Chelsea-Manchester United 2-2, Sarri la raddrizza al 96esimo

Blues in vantaggio con Rudiger, poi la rimonta grazie a Martial. E infine il pari. Nel finale, rissa sfiorata per una parolina della panchina Chelsea (non Sarri) a Mourinho.

Chelsea-Manchester United 2-2, Sarri la raddrizza al 96esimo

Partita infinita a Stamford Bridge

Gran pomeriggio di calcio a Stamford Bridge, il Chelsea va in vantaggio e domina, poi si fa riprendere e superare dal Manchester United di Mourinho. All’ultimo minuto di recupero, la rete di Barkley per il 2-2 finale. Con un’appendice polemica: qualcuno della panchina dei Blues va a dire qualcosa a Mourinho che si alza di scatto e lo rincorre. Ne nasce un parapiglia di alcuni minuti.

La cronaca

Pronti via, il Chelsea prende il comando del gioco e al 20esimo trova il vantaggio. La rete arriva grazie a un imperioso stacco di Rudiger su azione d’angolo, bellissimo il salto e il colpo di testa del difensore tedesco ex Roma. Il Chelsea tiene in mano il pallino del gioco, crea i presupposti per il raddoppio in diverse occasioni, ma i Red Devils restano aggrappati al risultato e passeranno all’incasso nella ripresa.

L’uomo decisivo si chiama Anthony Martial. L’esterno francese, schierato a piede invertito da Mourinho, è freddissimo a sfruttare un pallone vagante in area di rigore, la sua conclusione secca e precisa vale il pareggio; poi arriverà anche la seconda rete, grazie a una meravigliosa conclusione a giro sul secondo palo, un destro che fa mancare il terreno sotto i piedi a Kepa. Decisivo in questa occasione Mata che va sulla destra a David Luiz.

Tra i due gol della rimonta, il Chelsea mantiene il possesso (alla fine il dato sarà favorevole ai Blues per il 62%), ma almeno inizialmente è una squadra svuotata, non riesce a rendersi pericolosa e si espone alle ripartenze dello United. Pogba ha una buona occasione pochi secondi dopo il primo gol di Martia; poi è Lukaku ad avere una buona chance, stavolta David Luiz è bravo a chiudere.

Finale convulso

Il gol che porta lo United in vantaggio arriva quando il Chelsea sembra aver recuperato le misure del suo gioco, anzi David Luiz ha una occasione sugli sviluppi di un calcio di punizione. La rete di Martial ribalta ancora l’emotività del match, il Chelsea inserisce Giroud per un impalpabile Morata e comincia a martellare, soprattutto sulla sinistra grazie a Marcos Alonso. Lo United tiene, si affida a Lukaku per provare a risalire il campo, un paio di buone occasioni potenziali vengono sprecate per imprecisione nell’ultimo passaggio.

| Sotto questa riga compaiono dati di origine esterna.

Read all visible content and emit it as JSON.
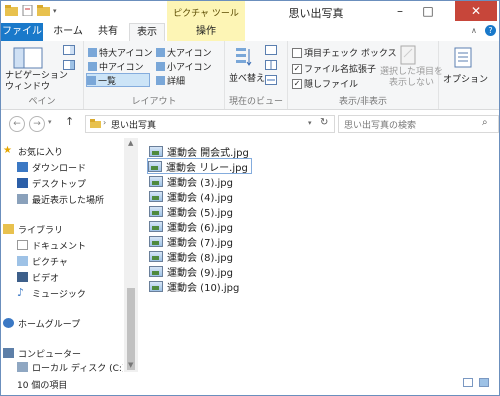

Poi, ecco il recupero: al quinto di sei minuti, il momento che cambia la partita e accende gli animi. Azione insistita del Chelsea, palo colpito da David Luiz con un colpo di testa in diagonale; Rudiger prova a ribattere in rete ma De Gea compie un vero miracolo. Solo che il più lesto di tutti è Ross Barkley, che tira sul primo palo e fa 2-2. Risultato giusto per quanto si è visto in campo, primo tempo tutto in favore del Chelsea e ripresa più equilibrata.

Solo che arriva il momento della rabbia, Mourinho viene evidentemente stuzzicato da un componente dello staff di Sarri durante l’esultanza. Il manager portoghese vorrebbe aggredire fisicamente il suo provocatore, viene bloccato dagli steward e in pochi secondi ritrova il suo aplomb. Al fischio finale, lascia il campo tra gli insulti e i fischi del suo ex pubblico, lui risponde facendo tre con la mano. Sono i titoli nazionali vinti durante la sua (doppia) avventura al Chelsea. Sarri è ancora imbattuto, ora però può essere raggiunto dall’Arsenal e distanziato da Liverpool e Manchester City. Per Mourinho, punto pesante e una distanza di quattro punti dalla zona-Champions.